Websites to Investigate

 

·         Really Good Stuff website – Books about American Symbols

·         Math Portfolio book from really good stuff

·         Lii.org (library index search engine)

·         Donorschoose.com – put up your project and what you want to do with it, to get money

·         Brainpop.com

·         http://norcalwp.ning.com/forum

·         http://norcalwp.ning.com/main/authorization/signIn?target=http%3A%2F%2Fnorcalwp.ning.com%2F  

 Papers I Wrote
and…Three I Submitted

 

The Club of Writers

 Interesting quote to think about writing as a club that they can be part of. The idea that school is the place to be introduced to the club of writers is also an interesting thought. There is a club of writers and readers but is school the place where we begin this journey? The journey of reading was bridged at home, certainly. The use of writing for thank you cards and letters that invited me to parties was also done at home. What is the thing about school and the idea that school is the center of the universe.

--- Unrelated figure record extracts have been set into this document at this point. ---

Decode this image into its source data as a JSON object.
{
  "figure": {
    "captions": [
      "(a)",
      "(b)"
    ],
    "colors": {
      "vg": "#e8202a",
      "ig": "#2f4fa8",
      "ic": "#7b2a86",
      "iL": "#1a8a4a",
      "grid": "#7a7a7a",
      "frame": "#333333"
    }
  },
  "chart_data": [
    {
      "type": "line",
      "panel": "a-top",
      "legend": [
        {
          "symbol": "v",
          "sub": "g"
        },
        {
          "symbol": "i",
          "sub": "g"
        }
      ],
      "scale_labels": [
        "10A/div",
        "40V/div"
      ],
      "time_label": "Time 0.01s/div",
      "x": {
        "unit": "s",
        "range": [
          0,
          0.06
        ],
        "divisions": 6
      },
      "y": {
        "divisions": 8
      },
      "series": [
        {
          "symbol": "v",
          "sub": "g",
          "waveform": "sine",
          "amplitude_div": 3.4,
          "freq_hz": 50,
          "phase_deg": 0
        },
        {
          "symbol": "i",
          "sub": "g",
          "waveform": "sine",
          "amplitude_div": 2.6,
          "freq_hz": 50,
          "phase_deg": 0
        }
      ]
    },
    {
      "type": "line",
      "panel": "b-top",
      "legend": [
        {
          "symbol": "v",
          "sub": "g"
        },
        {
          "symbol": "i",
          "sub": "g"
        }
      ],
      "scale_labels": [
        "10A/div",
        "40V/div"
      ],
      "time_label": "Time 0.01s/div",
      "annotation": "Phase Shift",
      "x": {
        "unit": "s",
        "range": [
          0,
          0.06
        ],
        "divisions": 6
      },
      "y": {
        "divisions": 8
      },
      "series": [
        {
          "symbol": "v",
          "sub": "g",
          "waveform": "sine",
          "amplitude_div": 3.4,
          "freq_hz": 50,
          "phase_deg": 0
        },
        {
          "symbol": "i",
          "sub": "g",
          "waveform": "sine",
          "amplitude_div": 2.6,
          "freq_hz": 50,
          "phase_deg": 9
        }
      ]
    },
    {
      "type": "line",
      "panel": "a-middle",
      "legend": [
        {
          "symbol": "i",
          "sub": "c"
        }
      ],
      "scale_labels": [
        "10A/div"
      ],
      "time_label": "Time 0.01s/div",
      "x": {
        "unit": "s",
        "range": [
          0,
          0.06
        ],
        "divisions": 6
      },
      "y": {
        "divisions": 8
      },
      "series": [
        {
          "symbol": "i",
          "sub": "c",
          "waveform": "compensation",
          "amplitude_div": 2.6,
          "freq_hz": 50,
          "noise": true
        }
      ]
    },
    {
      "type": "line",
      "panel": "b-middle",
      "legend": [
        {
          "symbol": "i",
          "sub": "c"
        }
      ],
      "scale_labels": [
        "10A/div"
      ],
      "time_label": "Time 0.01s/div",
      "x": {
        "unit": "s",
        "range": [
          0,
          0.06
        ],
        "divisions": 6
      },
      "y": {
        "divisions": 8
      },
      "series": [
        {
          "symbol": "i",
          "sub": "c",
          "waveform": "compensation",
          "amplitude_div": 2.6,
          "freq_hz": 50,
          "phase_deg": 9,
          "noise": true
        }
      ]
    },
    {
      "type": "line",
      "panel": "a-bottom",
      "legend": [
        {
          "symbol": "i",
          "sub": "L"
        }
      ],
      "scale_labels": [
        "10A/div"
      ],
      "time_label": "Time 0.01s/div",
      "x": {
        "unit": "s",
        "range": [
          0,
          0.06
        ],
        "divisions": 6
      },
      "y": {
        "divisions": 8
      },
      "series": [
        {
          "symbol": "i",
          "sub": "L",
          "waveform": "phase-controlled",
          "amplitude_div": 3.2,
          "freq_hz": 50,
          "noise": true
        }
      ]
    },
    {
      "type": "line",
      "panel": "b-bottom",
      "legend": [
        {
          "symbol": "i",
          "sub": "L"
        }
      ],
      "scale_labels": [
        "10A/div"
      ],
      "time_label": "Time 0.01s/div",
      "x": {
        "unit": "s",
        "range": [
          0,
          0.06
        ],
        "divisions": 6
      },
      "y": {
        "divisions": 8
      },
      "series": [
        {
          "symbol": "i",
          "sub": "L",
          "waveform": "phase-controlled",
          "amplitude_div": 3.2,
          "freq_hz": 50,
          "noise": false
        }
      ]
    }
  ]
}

I find my own group of fellow teachers being basically egocentric. They don't make enough money...me either. They have too many kids, work too many hours and nobody appreciates them, me either.

The first quote is that the overemphasis of the elimination of mistakes will result in the elimination of writing. That is true, I do feel that I must approach writing with the idea that someone will read it and to be sure that they can understand what I am saying. I want to be read but I think that writing is the fun part of all this.

Writing is possible. How do kids learn that they can't write? I guess that comes from home, not from school....or does it. Playing is who we get things done. Playing is why we love teaching, because they pay us to play.

I heard that at a doctors office visit, the most important thing is to wait at the end of the meeting where people will either remember or just blurt out the underlying, maybe embarrassing things that they came for in the first place. I wonder if that is like it is in school, when we are asked our opinion we tend to give the most socially secure protective advice.